Overly Complicated Excel: Rate of the (Rate of the (Unemployment Rate))

This is the second of (possibly) several pieces I'll do on the unemployment rate. If you think I missed something important, by all means comment on it, but there is a chance it just hasn't come up yet.

A Little Bit of Math (and Philosophy)

A train leaves Chicago at 6 PM heading to LA (2000 miles away) at 60 miles per hour. A man, starting 1 hour later in LA, walks at 3 miles per hour towards Chicago along the train tracks. How far from Chicago do they meet?

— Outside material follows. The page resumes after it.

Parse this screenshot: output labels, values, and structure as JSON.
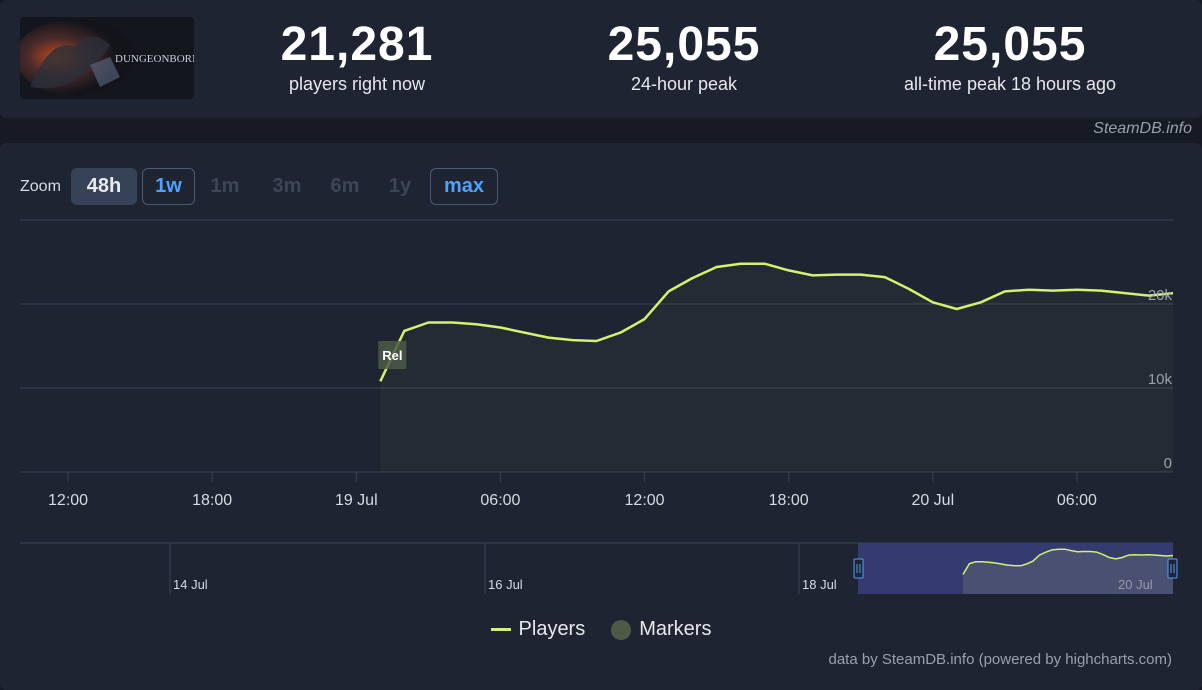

Trick question. Nobody walks in LA.

Rates are funny things. We tend to think of them as units per time (miles/hour, beats/min, dollars/year), but really they are just units per different unit. (Technically they could be units per same unit but that would be quite boring.) So any fraction is a rate. The ratio 0.77 euro / dollar is an exchange rate. Similarly, any percent is a rate. Cent is 100 of something, so per-cent is 1/100 or .01 of something. You could say, "I pay 31% of my income in taxes," and I would say:

You need a better tax attorney.
Your Tax = 31 * 1/100 * Your Income

Because I could stick the equals sign in there to make this an equation, we can harness the power of algebra and calculus to affect both sides. We start with:

Your Tax = 31/100 * Your Income

If we were to increase the money to one side of the equation (you earn another $100 to Your Income), algebra says we must increase the other side to balance it (by increasing Your Tax by $31):

(Your Tax + 31) = 31/100 * (Your Income + 100)

Calculus says that we can do this for any size change in any variable:

(Your Tax) + (Change in Your Tax) = 31/100 * ((Your Income) + (Change in Your Income))

Which simplifies to:

(Change in Your Tax) = 31/100 * (Change in Your income)

Often written:

d(Your Tax) = 31/100 * d(Your Income)

or 31% = d(Your Tax)/d(Your Income)

Don't be afraid of the d() terminology. It's just an easy way of saying "small change in" and is called a derivative. That last equation read out loud would sound like:

"Change in Your Tax per Change in Your Income is thirty-one percent"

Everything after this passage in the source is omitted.